2. Les crédits de la mission diminuent pour la première fois depuis la stabilisation de sa structure
2011 constitue cependant une année de rupture par rapport aux exercices précédents puisque, pour la première fois depuis trois ans, les crédits de la mission sont en baisse .
Ainsi, comme l'indique le tableau de la page suivante, le budget de la mission « Outre-mer » diminue, dans le présent projet de loi de finances, de 0,5 % en AE et de 2,3 % en CP par rapport aux crédits votés dans la loi de finances initiale pour 2010 .
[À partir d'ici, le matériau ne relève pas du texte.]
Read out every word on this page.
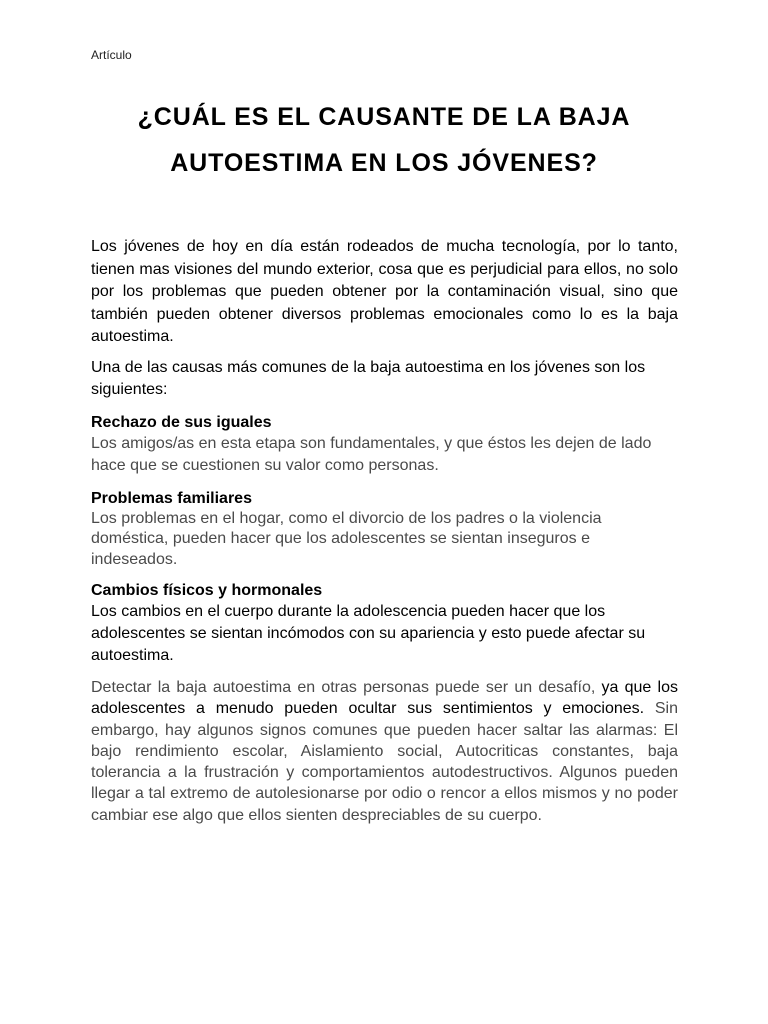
Artículo
¿CUÁL ES EL CAUSANTE DE LA BAJA
AUTOESTIMA EN LOS JÓVENES?

Los jóvenes de hoy en día están rodeados de mucha tecnología, por lo tanto, tienen mas visiones del mundo exterior, cosa que es perjudicial para ellos, no solo por los problemas que pueden obtener por la contaminación visual, sino que también pueden obtener diversos problemas emocionales como lo es la baja autoestima.

Una de las causas más comunes de la baja autoestima en los jóvenes son los siguientes:

Rechazo de sus iguales

Los amigos/as en esta etapa son fundamentales, y que éstos les dejen de lado hace que se cuestionen su valor como personas.

Problemas familiares

Los problemas en el hogar, como el divorcio de los padres o la violencia doméstica, pueden hacer que los adolescentes se sientan inseguros e indeseados.

Cambios físicos y hormonales

Los cambios en el cuerpo durante la adolescencia pueden hacer que los adolescentes se sientan incómodos con su apariencia y esto puede afectar su autoestima.

Detectar la baja autoestima en otras personas puede ser un desafío, ya que los adolescentes a menudo pueden ocultar sus sentimientos y emociones. Sin embargo, hay algunos signos comunes que pueden hacer saltar las alarmas: El bajo rendimiento escolar, Aislamiento social, Autocriticas constantes, baja tolerancia a la frustración y comportamientos autodestructivos. Algunos pueden llegar a tal extremo de autolesionarse por odio o rencor a ellos mismos y no poder cambiar ese algo que ellos sienten despreciables de su cuerpo.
Evolution des crédits des deux programmes de la mission
(en millions d'euros)
AE ouvertes en LFI pour 2010 |
AE demandées pour 2011 |
Evolution |
CP ouverts en LFI pour 2010 |
CP demandés pour 2011 |
Evolution |
|
Programme n° 138 « Emploi outre-mer » |
1.312,2 |
1.351,8 |
+ 3,0 % |
1.302,9 |
1.331,6 |
+ 2,2 % |
Programme n° 123 « Conditions de vie outre-mer » |
855,6 |
804,1 |
- 6,0 % |
720,5 |
645,7 |
- 10,4 % |
Total de la mission « Outre-mer » |
2.167,8 |
2.156,0 |
- 0,5 % |
2.023,4 |
1.977,3 |
- 2,3 % |
Source : projet annuel de performances annexé au projet de loi de finances pour 2011
Cette diminution d'ensemble résulte de deux mouvements contraires :
- d'une part, la hausse des crédits du programme n° 138 « Emploi outre-mer » : + 3 % en AE et + 2,2 % en CP ;
- d'autre part, la forte diminution des crédits du programme n° 123 « Conditions de vie outre-mer » : - 6 % en AE et - 10,4 % en CP. L'enveloppe des crédits de ce programme étant plus faible que celle du programme n° 138, la mission affiche, au total, une diminution relativement modérée.
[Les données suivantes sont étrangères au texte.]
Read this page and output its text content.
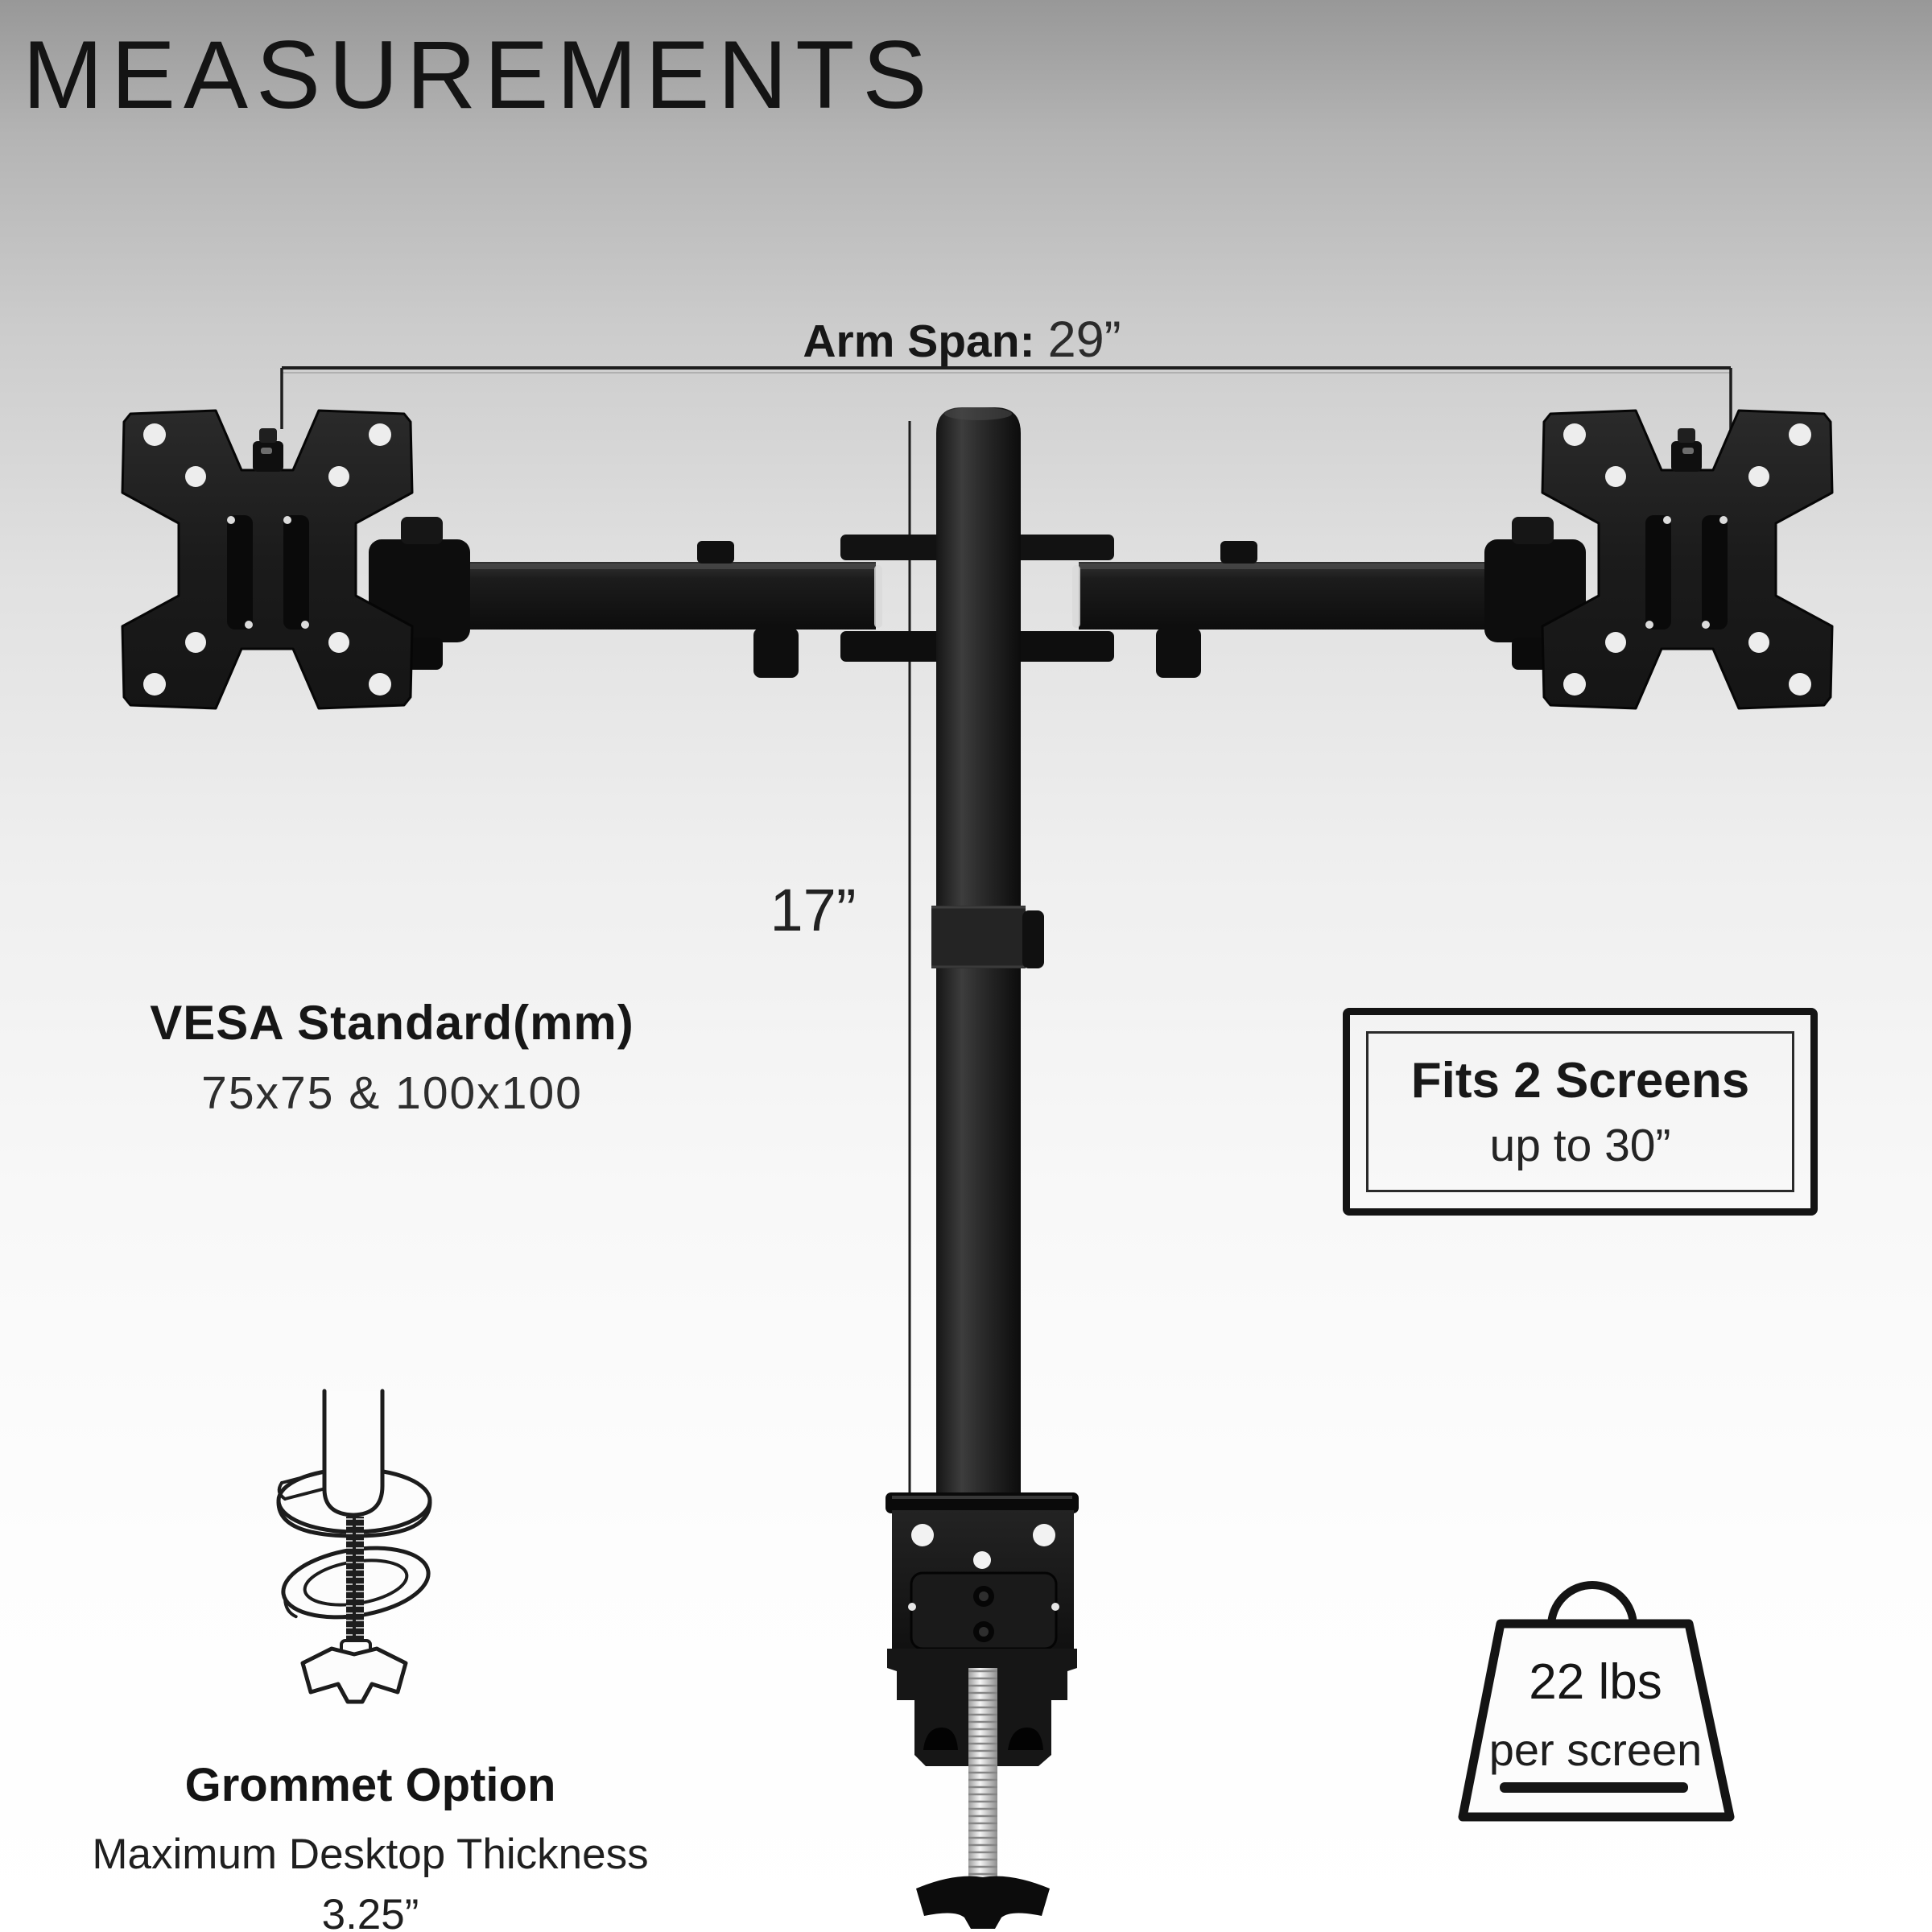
MEASUREMENTS
Arm Span: 29”
17”
VESA Standard(mm)
75x75 & 100x100	Fits 2 Screens
up to 30”
Grommet Option
Maximum Desktop Thickness
3.25”
22 lbs
per screen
3. Un document de politique transversale (DPT) difficilement exploitable
L'article 128 de la loi de finances rectificative pour 2005 2 ( * ) prévoit la liste des documents de politique transversale (DPT) devant être annexés au projet de loi de finances. Pour chacune des politiques concernées, ces DPT « développent la stratégie mise en oeuvre, les crédits, objectifs et indicateurs y concourant. Ils comportent également une présentation détaillée de l'effort financier consacré par l'Etat à ces politiques, ainsi que des dispositifs mis en place, pour l'année à venir, l'année en cours et l'année précédente ».
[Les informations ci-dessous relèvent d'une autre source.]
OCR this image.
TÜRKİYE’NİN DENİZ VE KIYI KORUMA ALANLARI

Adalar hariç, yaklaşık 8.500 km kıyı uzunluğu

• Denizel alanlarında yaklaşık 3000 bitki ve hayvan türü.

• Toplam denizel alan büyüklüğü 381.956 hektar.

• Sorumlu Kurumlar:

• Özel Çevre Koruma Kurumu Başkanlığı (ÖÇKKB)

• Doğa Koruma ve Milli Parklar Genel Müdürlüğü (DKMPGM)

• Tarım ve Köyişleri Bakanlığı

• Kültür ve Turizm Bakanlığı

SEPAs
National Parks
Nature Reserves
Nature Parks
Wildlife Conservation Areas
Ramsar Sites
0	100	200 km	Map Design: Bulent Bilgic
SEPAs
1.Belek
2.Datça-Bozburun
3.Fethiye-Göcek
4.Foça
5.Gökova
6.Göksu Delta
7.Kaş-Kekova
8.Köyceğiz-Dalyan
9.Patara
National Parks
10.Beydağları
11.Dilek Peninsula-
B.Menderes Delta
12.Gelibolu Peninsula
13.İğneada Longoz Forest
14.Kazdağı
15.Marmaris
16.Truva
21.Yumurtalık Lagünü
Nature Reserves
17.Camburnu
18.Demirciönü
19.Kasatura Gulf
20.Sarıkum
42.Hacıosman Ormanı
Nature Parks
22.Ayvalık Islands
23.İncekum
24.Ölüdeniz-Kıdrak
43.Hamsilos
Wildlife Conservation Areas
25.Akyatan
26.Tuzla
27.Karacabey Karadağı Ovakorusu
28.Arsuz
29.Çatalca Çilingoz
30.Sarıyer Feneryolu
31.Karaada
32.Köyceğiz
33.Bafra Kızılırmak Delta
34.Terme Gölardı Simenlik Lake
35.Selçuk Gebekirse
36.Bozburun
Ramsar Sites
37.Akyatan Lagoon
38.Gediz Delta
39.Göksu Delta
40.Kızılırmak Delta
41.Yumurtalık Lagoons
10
Or, d'une part, vos rapporteurs spéciaux n'ont eu transmission du DPT « Outre-mer » que le 29 octobre et, d'autre part, les données présentées sont difficilement exploitables, le DPT indiquant que la DéGéOM « n'a pas pu recevoir toutes les contributions budgétaires 2011 des différents ministères participant à la politique transversale de l'Etat outre-mer, et ce pour des raisons de calendrier et d'arbitrage non encore effectués ». Il en résulte que les données présentées pour vingt-et-un programmes contribuant à la politique transversale ainsi que pour les prélèvements sur les recettes de l'Etat au profit des collectivités territoriales d'outre-mer ont été considérés comme reconduits, à l'identique, en 2011 .
Ces éléments rendent difficile une analyse, dans des conditions satisfaisantes, des crédits consacrés à la politique transversale en direction de l'outre-mer, ce que vos rapporteurs spéciaux regrettent.
* 1 Loi n° 2009-594.
* 2 Loi n° 2005-1720 du 30 décembre 2005.